Time Complexity: O(n)

We visit each of the n nodes exactly once. At each node, we perform a constant amount of work: checking if it's a leaf, computing the children sum (at most two additions), and making a comparison. Total: O(n).

Space Complexity: O(h), where h is the height of the tree

The recursion uses call stack space proportional to the maximum depth of the tree. For a balanced binary tree with n nodes, h = O(log n). For example, with n = 100,000 nodes, a balanced tree has height ≈ 17, using only 17 stack frames instead of the thousands of queue entries BFS might need.

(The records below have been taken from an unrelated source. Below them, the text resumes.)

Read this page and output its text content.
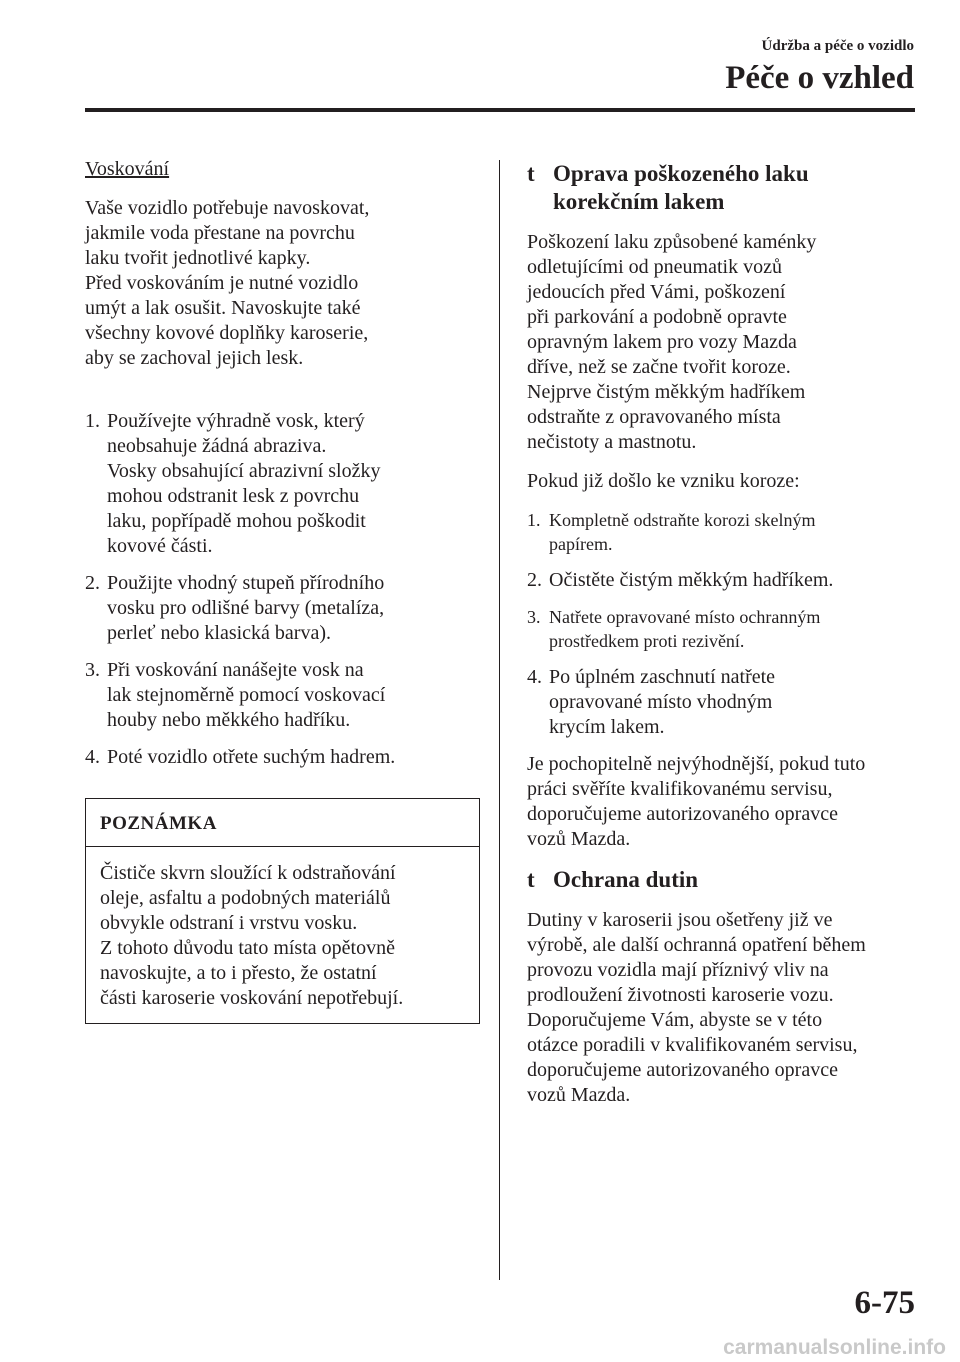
Údržba a péče o vozidlo
Péče o vzhled

Voskování

Vaše vozidlo potřebuje navoskovat,
jakmile voda přestane na povrchu
laku tvořit jednotlivé kapky.
Před voskováním je nutné vozidlo
umýt a lak osušit. Navoskujte také
všechny kovové doplňky karoserie,
aby se zachoval jejich lesk.

1. Používejte výhradně vosk, který
neobsahuje žádná abraziva.
Vosky obsahující abrazivní složky
mohou odstranit lesk z povrchu
laku, popřípadě mohou poškodit
kovové části.
2. Použijte vhodný stupeň přírodního
vosku pro odlišné barvy (metalíza,
perleť nebo klasická barva).
3. Při voskování nanášejte vosk na
lak stejnoměrně pomocí voskovací
houby nebo měkkého hadříku.
4. Poté vozidlo otřete suchým hadrem.
POZNÁMKA
Čističe skvrn sloužící k odstraňování
oleje, asfaltu a podobných materiálů
obvykle odstraní i vrstvu vosku.
Z tohoto důvodu tato místa opětovně
navoskujte, a to i přesto, že ostatní
části karoserie voskování nepotřebují.
t Oprava poškozeného laku
korekčním lakem

Poškození laku způsobené kaménky
odletujícími od pneumatik vozů
jedoucích před Vámi, poškození
při parkování a podobně opravte
opravným lakem pro vozy Mazda
dříve, než se začne tvořit koroze.
Nejprve čistým měkkým hadříkem
odstraňte z opravovaného místa
nečistoty a mastnotu.

Pokud již došlo ke vzniku koroze:

1. Kompletně odstraňte korozi skelným
papírem.
2. Očistěte čistým měkkým hadříkem.
3. Natřete opravované místo ochranným
prostředkem proti rezivění.
4. Po úplném zaschnutí natřete
opravované místo vhodným
krycím lakem.

Je pochopitelně nejvýhodnější, pokud tuto
práci svěříte kvalifikovanému servisu,
doporučujeme autorizovaného opravce
vozů Mazda.

t Ochrana dutin

Dutiny v karoserii jsou ošetřeny již ve
výrobě, ale další ochranná opatření během
provozu vozidla mají příznivý vliv na
prodloužení životnosti karoserie vozu.
Doporučujeme Vám, abyste se v této
otázce poradili v kvalifikovaném servisu,
doporučujeme autorizovaného opravce
vozů Mazda.

6-75
carmanualsonline.info
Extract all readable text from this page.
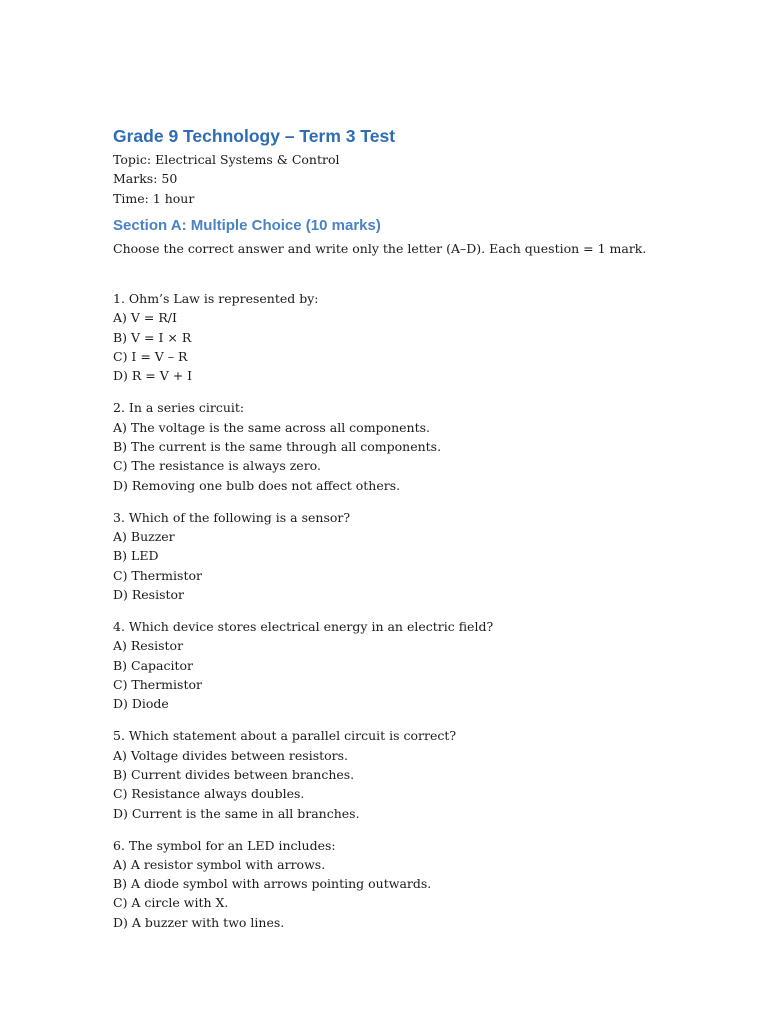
Grade 9 Technology – Term 3 Test

Topic: Electrical Systems & Control

Marks: 50

Time: 1 hour

Section A: Multiple Choice (10 marks)

Choose the correct answer and write only the letter (A–D). Each question = 1 mark.

1. Ohm’s Law is represented by:

A) V = R/I

B) V = I × R

C) I = V – R

D) R = V + I

2. In a series circuit:

A) The voltage is the same across all components.

B) The current is the same through all components.

C) The resistance is always zero.

D) Removing one bulb does not affect others.

3. Which of the following is a sensor?

A) Buzzer

B) LED

C) Thermistor

D) Resistor

4. Which device stores electrical energy in an electric field?

A) Resistor

B) Capacitor

C) Thermistor

D) Diode

5. Which statement about a parallel circuit is correct?

A) Voltage divides between resistors.

B) Current divides between branches.

C) Resistance always doubles.

D) Current is the same in all branches.

6. The symbol for an LED includes:

A) A resistor symbol with arrows.

B) A diode symbol with arrows pointing outwards.

C) A circle with X.

D) A buzzer with two lines.
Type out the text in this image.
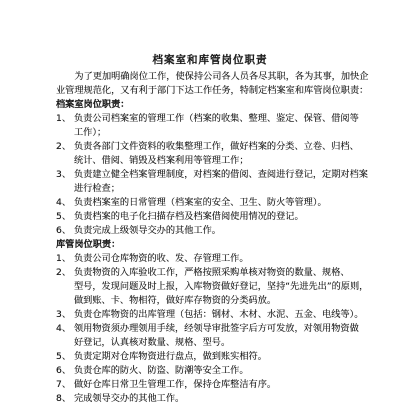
档案室和库管岗位职责
为了更加明确岗位工作，使保持公司各人员各尽其职，各为其事，加快企
业管理规范化，又有利于部门下达工作任务，特制定档案室和库管岗位职责：
档案室岗位职责：
1、 负责公司档案室的管理工作（档案的收集、整理、鉴定、保管、借阅等
工作）；
2、 负责各部门文件资料的收集整理工作，做好档案的分类、立卷、归档、
统计、借阅、销毁及档案利用等管理工作；
3、 负责建立健全档案管理制度，对档案的借阅、查阅进行登记，定期对档案
进行检查；
4、 负责档案室的日常管理（档案室的安全、卫生、防火等管理）。
5、 负责档案的电子化扫描存档及档案借阅使用情况的登记。
6、 负责完成上级领导交办的其他工作。
库管岗位职责：
1、 负责公司仓库物资的收、发、存管理工作。
2、 负责物资的入库验收工作，严格按照采购单核对物资的数量、规格、
型号，发现问题及时上报，入库物资做好登记，坚持“先进先出”的原则，
做到账、卡、物相符，做好库存物资的分类码放。
3、 负责仓库物资的出库管理（包括：钢材、木材、水泥、五金、电线等）。
4、 领用物资须办理领用手续，经领导审批签字后方可发放，对领用物资做
好登记，认真核对数量、规格、型号。
5、 负责定期对仓库物资进行盘点，做到账实相符。
6、 负责仓库的防火、防盗、防潮等安全工作。
7、 做好仓库日常卫生管理工作，保持仓库整洁有序。
8、 完成领导交办的其他工作。
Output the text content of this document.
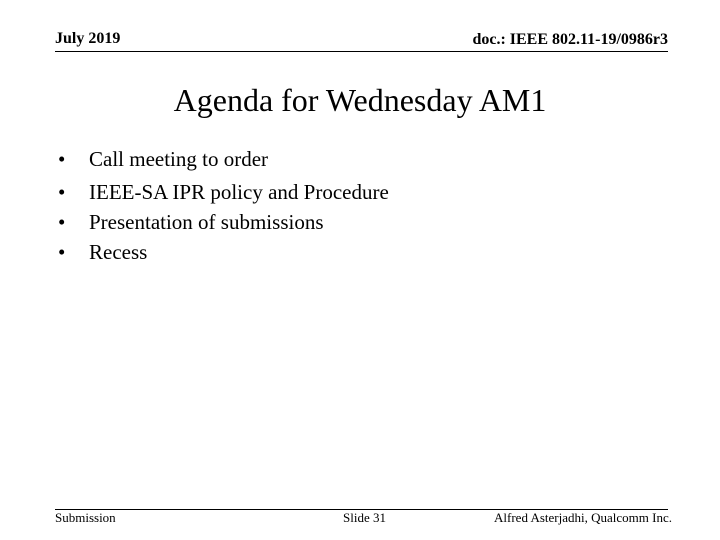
July 2019	doc.: IEEE 802.11-19/0986r3
Agenda for Wednesday AM1
•	Call meeting to order
•	IEEE-SA IPR policy and Procedure
•	Presentation of submissions
•	Recess
Submission	Slide 31	Alfred Asterjadhi, Qualcomm Inc.
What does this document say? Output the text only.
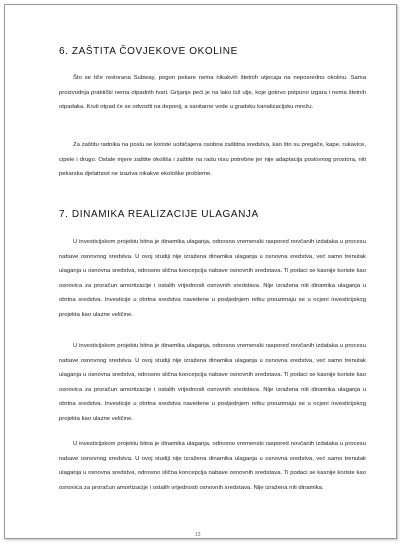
6. ZAŠTITA ČOVJEKOVE OKOLINE

Što se tiče restorana Subway, pogon pekare nema nikakvih štetnih utjecaja na neposrednu okolinu. Sama proizvodnja praktički nema otpadnih tvari. Grijanje peći je na lako lož ulje, koje gotovo potpuno izgara i nema štetnih otpadaka. Kruti otpad će se odvoziti na deponij, a sanitarne vode u gradsku kanalizacijsku mrežu.

Za zaštitu radnika na poslu se koriste uobičajena osobna zaštitna sredstva, kao što su pregače, kape, rukavice, cipele i drugo. Ostale mjere zaštite okoliša i zaštite na radu nisu potrebne jer nije adaptacija poslovnog prostora, niti pekarska djelatnost ne izaziva nikakve ekološke probleme.

7. DINAMIKA REALIZACIJE ULAGANJA

U investicijskom projektu bitna je dinamika ulaganja, odnosno vremenski raspored novčanih izdataka u procesu nabave osnovnog sredstva. U ovoj studiji nije izražena dinamika ulaganja u osnovna sredstva, već samo trenutak ulaganja u osnovna sredstva, odnosno slična koncepcija nabave osnovnih sredstava. Ti podaci se kasnije koriste kao osnovica za proračun amortizacije i ostalih vrijednosti osnovnih sredstava. Nije izražena niti dinamika ulaganja u obrtna sredstva. Investicije u obrtna sredstva navedene u posljednjem retku preuzimaju se u ocjeni investicijskog projekta kao ulazne veličine.

U investicijskom projektu bitna je dinamika ulaganja, odnosno vremenski raspored novčanih izdataka u procesu nabave osnovnog sredstva. U ovoj studiji nije izražena dinamika ulaganja u osnovna sredstva, već samo trenutak ulaganja u osnovna sredstva, odnosno slična koncepcija nabave osnovnih sredstava. Ti podaci se kasnije koriste kao osnovica za proračun amortizacije i ostalih vrijednosti osnovnih sredstava. Nije izražena niti dinamika ulaganja u obrtna sredstva. Investicije u obrtna sredstva navedene u posljednjem retku preuzimaju se u ocjeni investicijskog projekta kao ulazne veličine.

U investicijskom projektu bitna je dinamika ulaganja, odnosno vremenski raspored novčanih izdataka u procesu nabave osnovnog sredstva. U ovoj studiji nije izražena dinamika ulaganja u osnovna sredstva, već samo trenutak ulaganja u osnovna sredstva, odnosno slična koncepcija nabave osnovnih sredstava. Ti podaci se kasnije koriste kao osnovica za proračun amortizacije i ostalih vrijednosti osnovnih sredstava. Nije izražena niti dinamika.

13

In the worst case — a completely skewed tree (essentially a linked list) — h = n, so space is O(n). However, for most practical inputs (especially balanced or near-balanced trees), the recursive approach is significantly more memory-efficient than the BFS approach.

Since no algorithm can avoid visiting all n nodes (we must check every internal node), O(n) time is optimal. The O(h) space is also optimal for a recursive solution — the only way to achieve O(1) space would be Morris Traversal, which is unnecessary for this simple property-checking problem.